Further, policy change usually involves changing the drug policy guidelines, developing treatment guidelines, developing a training manual for health workers and implements, developing IEC materials, distribution guidelines, sensitization at the various levels, advocacy and lobbying with key stakeholders which requires documentation of the entire process and costing the process to help inform policy makers. Also the new drugs have to be procured and cost of the drugs, the procurement process and the distribution and regulation regarding the drug needs to be documented and the cost ascertained. Service delivery factors such as training health workers, private providers, supervision, and sensitization at the community level are all factors that will influence a country to want to change its drug policy.
Thus in order to capture and cost the process of policy change we will first review and collect data to document the process of policy change for antimalarial drug policy in each country.
Different levels of policy change will be identified and the process documented. Different levels of policy change such as the national, regional/provincial and the district levels are envisaged for the stakeholder interviews.

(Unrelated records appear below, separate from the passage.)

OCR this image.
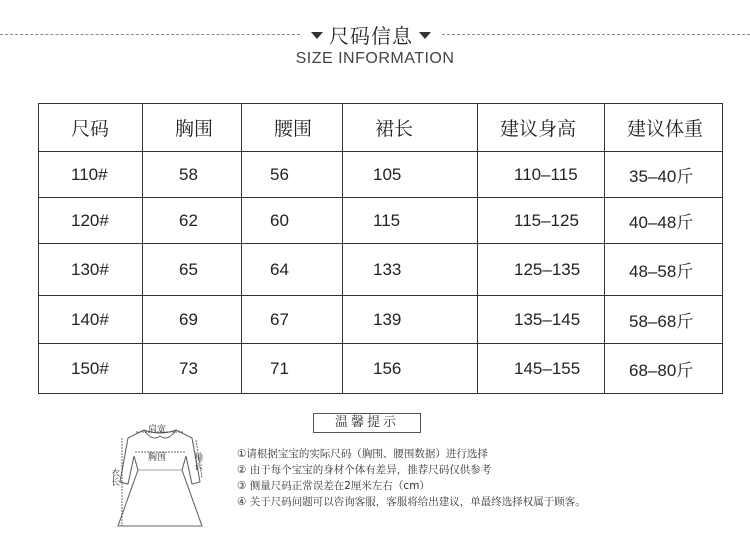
尺码信息
SIZE INFORMATION
尺码	胸围	腰围	裙长	建议身高	建议体重
110#	58	56	105	110–115	35–40斤
120#	62	60	115	115–125	40–48斤
130#	65	64	133	125–135	48–58斤
140#	69	67	139	135–145	58–68斤
150#	73	71	156	145–155	68–80斤
温馨提示
肩宽
胸围	袖长
衣长
①请根据宝宝的实际尺码（胸围、腰围数据）进行选择
② 由于每个宝宝的身材个体有差异，推荐尺码仅供参考
③ 侧量尺码正常误差在2厘米左右（cm）
④ 关于尺码问题可以咨询客服，客服将给出建议，单最终选择权属于顾客。
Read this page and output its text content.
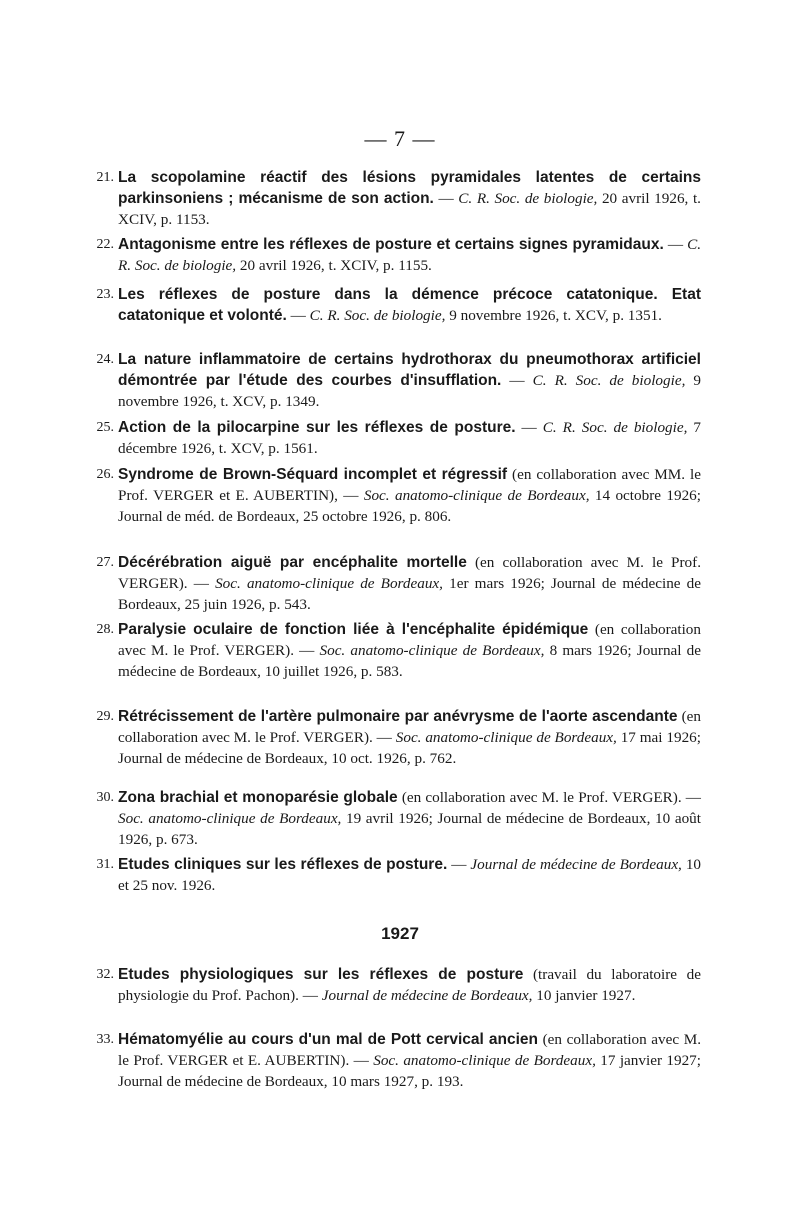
— 7 —
21. La scopolamine réactif des lésions pyramidales latentes de certains parkinsoniens ; mécanisme de son action. — C. R. Soc. de biologie, 20 avril 1926, t. XCIV, p. 1153.
22. Antagonisme entre les réflexes de posture et certains signes pyramidaux. — C. R. Soc. de biologie, 20 avril 1926, t. XCIV, p. 1155.
23. Les réflexes de posture dans la démence précoce catatonique. Etat catatonique et volonté. — C. R. Soc. de biologie, 9 novembre 1926, t. XCV, p. 1351.
24. La nature inflammatoire de certains hydrothorax du pneumothorax artificiel démontrée par l'étude des courbes d'insufflation. — C. R. Soc. de biologie, 9 novembre 1926, t. XCV, p. 1349.
25. Action de la pilocarpine sur les réflexes de posture. — C. R. Soc. de biologie, 7 décembre 1926, t. XCV, p. 1561.
26. Syndrome de Brown-Séquard incomplet et régressif (en collaboration avec MM. le Prof. VERGER et E. AUBERTIN), — Soc. anatomo-clinique de Bordeaux, 14 octobre 1926; Journal de méd. de Bordeaux, 25 octobre 1926, p. 806.
27. Décérébration aiguë par encéphalite mortelle (en collaboration avec M. le Prof. VERGER). — Soc. anatomo-clinique de Bordeaux, 1er mars 1926; Journal de médecine de Bordeaux, 25 juin 1926, p. 543.
28. Paralysie oculaire de fonction liée à l'encéphalite épidémique (en collaboration avec M. le Prof. VERGER). — Soc. anatomo-clinique de Bordeaux, 8 mars 1926; Journal de médecine de Bordeaux, 10 juillet 1926, p. 583.
29. Rétrécissement de l'artère pulmonaire par anévrysme de l'aorte ascendante (en collaboration avec M. le Prof. VERGER). — Soc. anatomo-clinique de Bordeaux, 17 mai 1926; Journal de médecine de Bordeaux, 10 oct. 1926, p. 762.
30. Zona brachial et monoparésie globale (en collaboration avec M. le Prof. VERGER). — Soc. anatomo-clinique de Bordeaux, 19 avril 1926; Journal de médecine de Bordeaux, 10 août 1926, p. 673.
31. Etudes cliniques sur les réflexes de posture. — Journal de médecine de Bordeaux, 10 et 25 nov. 1926.
1927
32. Etudes physiologiques sur les réflexes de posture (travail du laboratoire de physiologie du Prof. Pachon). — Journal de médecine de Bordeaux, 10 janvier 1927.
33. Hématomyélie au cours d'un mal de Pott cervical ancien (en collaboration avec M. le Prof. VERGER et E. AUBERTIN). — Soc. anatomo-clinique de Bordeaux, 17 janvier 1927; Journal de médecine de Bordeaux, 10 mars 1927, p. 193.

Data on the global drug subsidy in countries will be collated to document the process and the cost of this subsidy. District level contextual factors such as floods, drought, policy change at the district level that are likely to have an impact on the outcomes of the INESS studies should be observed, documented and the costs obtained in each district and site.
Community and Provider Acceptability
The qualitative research component for the INDEPTH Safety and Effectiveness Studies Platform is designed to provide insight into the contextual factors that affect people’s willingness and ability to seek care and provide appropriate treatment. To that end, the qualitative data collection activities for this project are conceptually integrated into the household and health facilities studies that are described in Modules 1 (Access), 3 (Provider Compliance), and 4 (Patient Adherence). To examine the social, cultural, and behavioral factors that facilitate or impede the uptake and adherence to new antimalarial combination therapies as they are introduced into real-life settings.
Other measures of effects and contextual determinants of malaria
The main output of this module is to document and interpret the trends of mortality and morbidity taking into consideration all the factors. Controlling for confounders and effect modifiers will require documentation in trends of coverage of malaria preventive interventions such as ITNs, IRS coverage, and IPT. Other contextual determinants, including health system changes, which may act as confounders and/or effect modifiers will also be documented to the extent data is available. Depending on the intensity of transmission, widespread use of ACTs may reduce gametocyte rates and hence malaria transmission indices. Entomologic inoculation rates will be monitored in HDSS sites with entomology capacity. INESS will be able to determine the public health impact of treatment failure identified through data linkage and cohorts through several markers such as malaria associated morbidity as reported in health facilities and in household surveys.